The more you train and become conscious of how you use your brain optimally, you start to realize that we use our memory practically all the time; so I use it daily for many things big and small.
I recently gave a speech at an event where there were many CEO’s in attendance. Afterwards many of them came up to talk and wanted to hire me for other events.
When speaking to many potential customers it’s not just their name, but all the stuff they say, that are important to be able to close a deal. And that’s a typical situation where you can’t bring out a pen and paper.
What role does nutrition play in your brain training?
For me it plays a huge role. When I switched to a high-fat, low-carb diet, I was able take my competition scores to a whole new level.
So I basically eat paleo, making sure to add extra fat. Three weeks before competitions I make sure to stay really strict on this regimen.
Maintaining an even blood sugar is essential for mental stamina. It makes intense focusing possible for really long hours.
In memory competitions, if your focus wanders for just a few seconds, you lose points. For instance, one of our challenges is to memorize the order of a shuffled deck of cards.
I can do that in 79 seconds. But if my focus wanders for just a few seconds I lose time, and thus I lose score.
This is a perfect illustration because your focus is so concretely verifiable in your score. I can track exactly the ups and downs of my concentration. It’s like meditation with measurable results.
Are there certain foods that you find help you perform better? Do you have a nutrition routine before or after memory competitions?

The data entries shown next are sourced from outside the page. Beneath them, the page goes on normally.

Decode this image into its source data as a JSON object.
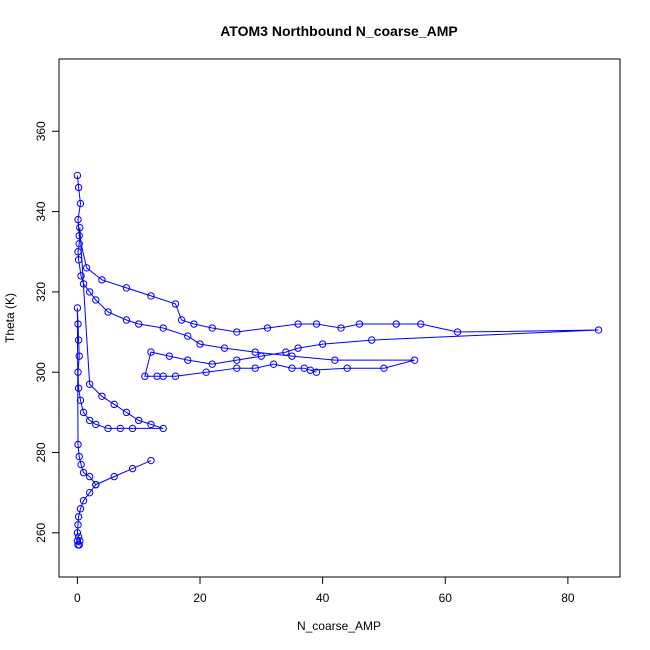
{
  "chart_data": {
    "type": "scatter",
    "title": "ATOM3 Northbound N_coarse_AMP",
    "xlabel": "N_coarse_AMP",
    "ylabel": "Theta (K)",
    "xlim": [
      -3,
      88.5
    ],
    "ylim": [
      249,
      378
    ],
    "x_ticks": [
      0,
      20,
      40,
      60,
      80
    ],
    "y_ticks": [
      260,
      280,
      300,
      320,
      340,
      360
    ],
    "grid": false,
    "legend": "none",
    "marker": "open-circle",
    "connect_points": true,
    "color": "#0000ff",
    "series": [
      {
        "x": [
          0.0,
          0.2,
          0.5,
          0.1,
          0.3,
          1.5,
          4,
          8,
          12,
          16,
          17,
          19,
          22,
          26,
          31,
          36,
          39,
          43,
          46,
          52,
          56,
          62,
          85,
          48,
          40,
          36,
          34,
          30,
          26,
          22,
          18,
          15,
          12,
          11,
          13,
          14,
          16,
          21,
          26,
          29,
          32,
          35,
          37,
          39,
          38,
          44,
          50,
          55,
          42,
          35,
          29,
          24,
          20,
          18,
          14,
          10,
          8,
          5,
          3,
          2,
          1,
          0.6,
          0.2,
          0.1,
          0.3,
          0.4,
          2,
          4,
          6,
          8,
          10,
          12,
          14,
          9,
          7,
          5,
          3,
          2,
          1,
          0.5,
          0.2,
          0.1,
          0.3,
          0.2,
          0.1,
          0.0,
          0.1,
          0.3,
          0.6,
          1,
          2,
          3,
          12,
          9,
          6,
          3,
          2,
          1,
          0.5,
          0.2,
          0.1,
          0.0,
          0.2,
          0.4,
          0.3,
          0.1,
          0.0
        ],
        "y": [
          349,
          346,
          342,
          338,
          334,
          326,
          323,
          321,
          319,
          317,
          313,
          312,
          311,
          310,
          311,
          312,
          312,
          311,
          312,
          312,
          312,
          310,
          310.5,
          308,
          307,
          306,
          305,
          304,
          303,
          302,
          303,
          304,
          305,
          299,
          299,
          299,
          299,
          300,
          301,
          301,
          302,
          301,
          301,
          300,
          300.5,
          301,
          301,
          303,
          303,
          304,
          305,
          306,
          307,
          309,
          311,
          312,
          313,
          315,
          318,
          320,
          322,
          324,
          328,
          330,
          332,
          336,
          297,
          294,
          292,
          290,
          288,
          287,
          286,
          286,
          286,
          286,
          287,
          288,
          290,
          293,
          296,
          300,
          304,
          308,
          312,
          316,
          282,
          279,
          277,
          275,
          274,
          272,
          278,
          276,
          274,
          272,
          270,
          268,
          266,
          264,
          262,
          260,
          259,
          258,
          257,
          257,
          258
        ]
      }
    ]
  }
}
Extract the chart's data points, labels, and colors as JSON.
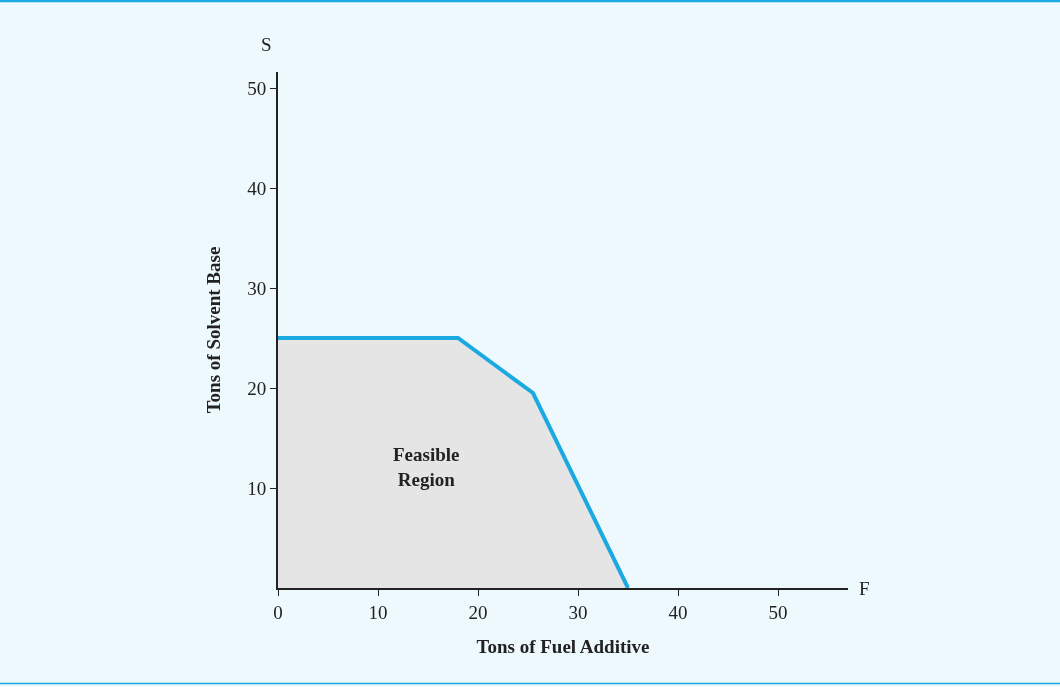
{
  "chart_data": {
    "type": "area",
    "xlabel": "Tons of Fuel Additive",
    "ylabel": "Tons of Solvent Base",
    "x": [
      0,
      18,
      25.5,
      35
    ],
    "series": [
      {
        "color": "#1aa9e0",
        "values": [
          25,
          25,
          19.5,
          0
        ]
      }
    ],
    "xlim": [
      0,
      57
    ],
    "ylim": [
      0,
      51.6
    ],
    "xticks": [
      0,
      10,
      20,
      30,
      40,
      50
    ],
    "yticks": [
      10,
      20,
      30,
      40,
      50
    ],
    "grid": false,
    "annotations": [
      "Feasible\nRegion",
      "F",
      "S"
    ]
  }
}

In the mornings I eat a high-fat, low-carb breakfast – usually eggs and bacon, with plenty of butter.
The thing is, I think less about about food. When food is more satisfying you don’t have the carb cravings or hunger pangs, allowing you to focus completely on the task at hand.
How to remember names and faces
Mattias says, “People who think they have a bad memory have just never been taught the right way to memorize.”

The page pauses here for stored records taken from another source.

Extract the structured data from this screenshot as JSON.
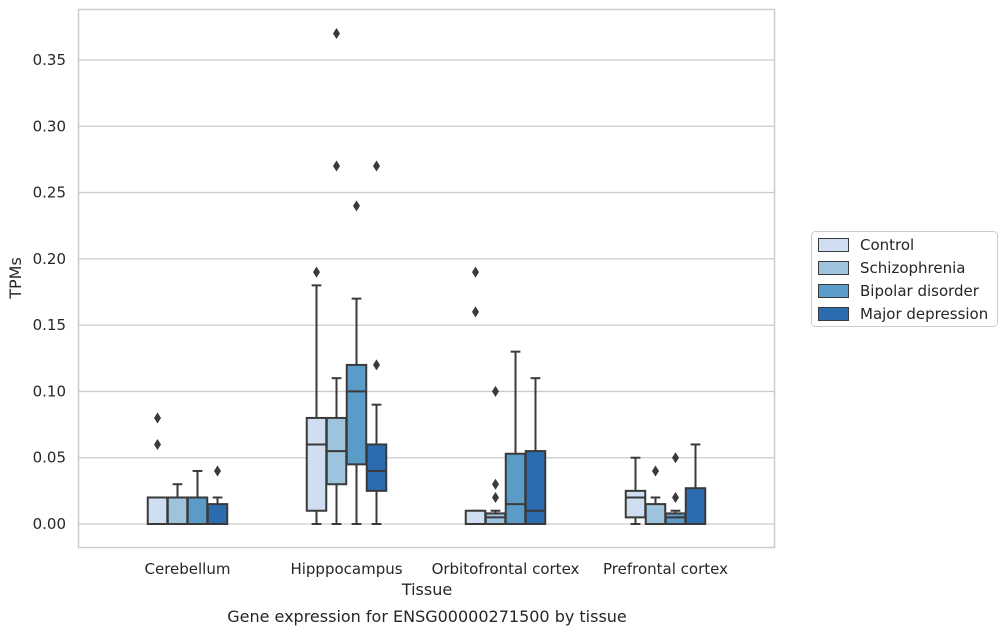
{
  "chart_data": {
    "type": "box",
    "title": "",
    "caption": "Gene expression for ENSG00000271500 by tissue",
    "xlabel": "Tissue",
    "ylabel": "TPMs",
    "ylim": [
      -0.018,
      0.388
    ],
    "yticks": [
      0.0,
      0.05,
      0.1,
      0.15,
      0.2,
      0.25,
      0.3,
      0.35
    ],
    "ytick_labels": [
      "0.00",
      "0.05",
      "0.10",
      "0.15",
      "0.20",
      "0.25",
      "0.30",
      "0.35"
    ],
    "grid": "horizontal",
    "legend_position": "right",
    "categories": [
      "Cerebellum",
      "Hipppocampus",
      "Orbitofrontal cortex",
      "Prefrontal cortex"
    ],
    "series": [
      {
        "name": "Control",
        "color": "#cfdef0",
        "boxes": [
          {
            "whislo": 0.0,
            "q1": 0.0,
            "med": 0.0,
            "q3": 0.02,
            "whishi": 0.02,
            "fliers": [
              0.06,
              0.08
            ]
          },
          {
            "whislo": 0.0,
            "q1": 0.01,
            "med": 0.06,
            "q3": 0.08,
            "whishi": 0.18,
            "fliers": [
              0.19
            ]
          },
          {
            "whislo": 0.0,
            "q1": 0.0,
            "med": 0.0,
            "q3": 0.01,
            "whishi": 0.01,
            "fliers": [
              0.16,
              0.19
            ]
          },
          {
            "whislo": 0.0,
            "q1": 0.005,
            "med": 0.02,
            "q3": 0.025,
            "whishi": 0.05,
            "fliers": []
          }
        ]
      },
      {
        "name": "Schizophrenia",
        "color": "#9dc3dd",
        "boxes": [
          {
            "whislo": 0.0,
            "q1": 0.0,
            "med": 0.0,
            "q3": 0.02,
            "whishi": 0.03,
            "fliers": []
          },
          {
            "whislo": 0.0,
            "q1": 0.03,
            "med": 0.055,
            "q3": 0.08,
            "whishi": 0.11,
            "fliers": [
              0.27,
              0.37
            ]
          },
          {
            "whislo": 0.0,
            "q1": 0.0,
            "med": 0.005,
            "q3": 0.008,
            "whishi": 0.01,
            "fliers": [
              0.02,
              0.03,
              0.1
            ]
          },
          {
            "whislo": 0.0,
            "q1": 0.0,
            "med": 0.0,
            "q3": 0.015,
            "whishi": 0.02,
            "fliers": [
              0.04
            ]
          }
        ]
      },
      {
        "name": "Bipolar disorder",
        "color": "#5b9bc8",
        "boxes": [
          {
            "whislo": 0.0,
            "q1": 0.0,
            "med": 0.0,
            "q3": 0.02,
            "whishi": 0.04,
            "fliers": []
          },
          {
            "whislo": 0.0,
            "q1": 0.045,
            "med": 0.1,
            "q3": 0.12,
            "whishi": 0.17,
            "fliers": [
              0.24
            ]
          },
          {
            "whislo": 0.0,
            "q1": 0.0,
            "med": 0.015,
            "q3": 0.053,
            "whishi": 0.13,
            "fliers": []
          },
          {
            "whislo": 0.0,
            "q1": 0.0,
            "med": 0.005,
            "q3": 0.008,
            "whishi": 0.01,
            "fliers": [
              0.02,
              0.05
            ]
          }
        ]
      },
      {
        "name": "Major depression",
        "color": "#2a6cae",
        "boxes": [
          {
            "whislo": 0.0,
            "q1": 0.0,
            "med": 0.0,
            "q3": 0.015,
            "whishi": 0.02,
            "fliers": [
              0.04
            ]
          },
          {
            "whislo": 0.0,
            "q1": 0.025,
            "med": 0.04,
            "q3": 0.06,
            "whishi": 0.09,
            "fliers": [
              0.12,
              0.27
            ]
          },
          {
            "whislo": 0.0,
            "q1": 0.0,
            "med": 0.01,
            "q3": 0.055,
            "whishi": 0.11,
            "fliers": []
          },
          {
            "whislo": 0.0,
            "q1": 0.0,
            "med": 0.0,
            "q3": 0.027,
            "whishi": 0.06,
            "fliers": []
          }
        ]
      }
    ]
  }
}
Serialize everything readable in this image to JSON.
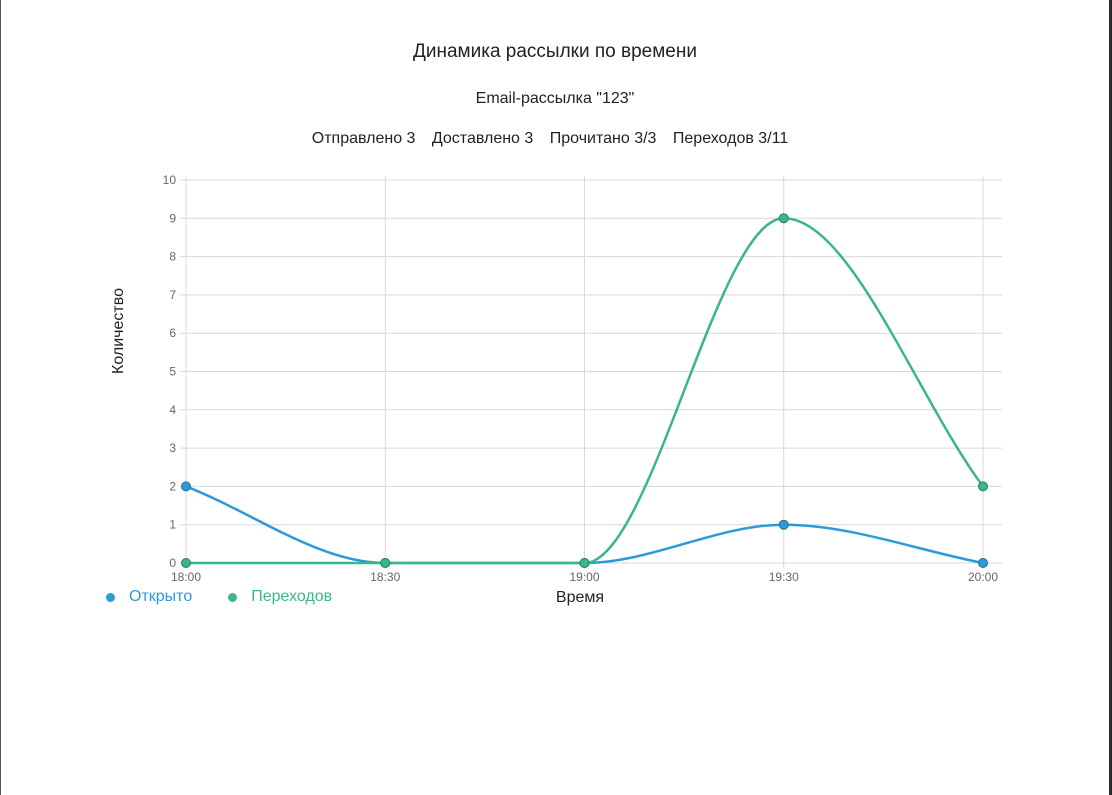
{
  "header": {
    "title": "Динамика рассылки по времени",
    "subtitle": "Email-рассылка \"123\""
  },
  "stats": [
    "Отправлено 3",
    "Доставлено 3",
    "Прочитано 3/3",
    "Переходов 3/11"
  ],
  "chart_data": {
    "type": "line",
    "x": [
      "18:00",
      "18:30",
      "19:00",
      "19:30",
      "20:00"
    ],
    "series": [
      {
        "name": "Открыто",
        "color": "#2d9ad8",
        "values": [
          2,
          0,
          0,
          1,
          0
        ]
      },
      {
        "name": "Переходов",
        "color": "#3bb58a",
        "values": [
          0,
          0,
          0,
          9,
          2
        ]
      }
    ],
    "yticks": [
      0,
      1,
      2,
      3,
      4,
      5,
      6,
      7,
      8,
      9,
      10
    ],
    "ylim": [
      0,
      10
    ],
    "xlabel": "Время",
    "ylabel": "Количество",
    "grid": true,
    "smooth": true,
    "legend_position": "bottom-left"
  },
  "colors": {
    "grid": "#d9d9d9",
    "marker_stroke_open": "#1f6fa3",
    "marker_stroke_clicks": "#2a7f60"
  }
}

- Make an image out of the name
“Instead of Sam, it will be a package of ham, for John, it’s a pair of longjohns. Visualize that image – make it super clear – floating in the air in front of you.”

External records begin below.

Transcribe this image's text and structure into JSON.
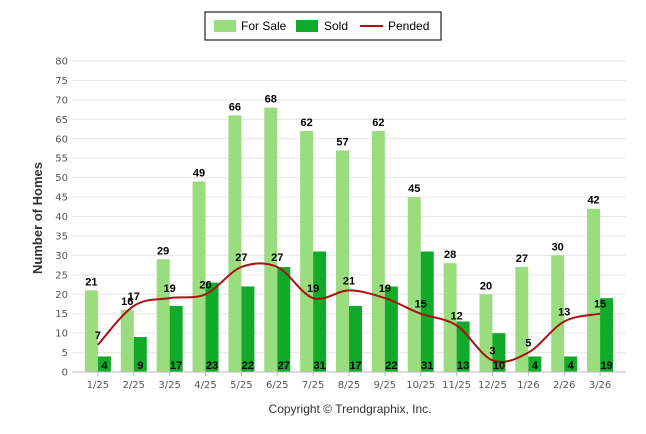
{
  "chart_data": {
    "type": "bar",
    "categories": [
      "1/25",
      "2/25",
      "3/25",
      "4/25",
      "5/25",
      "6/25",
      "7/25",
      "8/25",
      "9/25",
      "10/25",
      "11/25",
      "12/25",
      "1/26",
      "2/26",
      "3/26"
    ],
    "series": [
      {
        "name": "For Sale",
        "kind": "bar",
        "color": "#99dd7f",
        "values": [
          21,
          16,
          29,
          49,
          66,
          68,
          62,
          57,
          62,
          45,
          28,
          20,
          27,
          30,
          42
        ]
      },
      {
        "name": "Sold",
        "kind": "bar",
        "color": "#11aa2a",
        "values": [
          4,
          9,
          17,
          23,
          22,
          27,
          31,
          17,
          22,
          31,
          13,
          10,
          4,
          4,
          19
        ]
      },
      {
        "name": "Pended",
        "kind": "line",
        "color": "#aa1111",
        "values": [
          7,
          17,
          19,
          20,
          27,
          27,
          19,
          21,
          19,
          15,
          12,
          3,
          5,
          13,
          15
        ]
      }
    ],
    "ylabel": "Number of Homes",
    "xlabel": "",
    "ylim": [
      0,
      80
    ],
    "yticks": [
      0,
      5,
      10,
      15,
      20,
      25,
      30,
      35,
      40,
      45,
      50,
      55,
      60,
      65,
      70,
      75,
      80
    ],
    "grid": true,
    "legend_position": "top-center",
    "footer": "Copyright © Trendgraphix, Inc."
  }
}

- Associate the face and image
“See the long johns at the same time as you see their face. Or even put the long johns on him! The important part is to establish a connection in the brain between those two images. Just repeating the sounds is not enough. Images create a bigger gateway to store much more information.”
But aren’t some people more “naturally inclined” to visual or auditory learning? Do you believe some people have inherently better memories ?
There is fantastic cognitive science that proves every person thinks in images. Scientists have measured movements of our eyes.
Yes, we have different personalities, but our brains are ultimately similar in structure.
I work with younger school children, older people, and people in mid-career, and I have yet to discover one who is unable to train like this. The secret is to train our brains to do it consciously. Then, after a while, it becomes automatic.
Mattias says start with a newspaper article:
“Visualize the storyline of what you’re reading like a movie. Train your brain to make the images bigger, more detailed,” he says.
Observe how you retain this information better or can more easily recount the story to a friend later in the day.
How would you encourage someone who has never tried brain training before?
It’s about controlling the process of storing information in the brain. It’s definitely not rocket science – quite the contrary, it’s a lot of fun!
You don’t have to be extra intelligent or anything like that. It’s actually a bit like rediscovering how children play and then doing it in a structured way.
The result is a new skill set to deal with all kinds of information in an optimal way.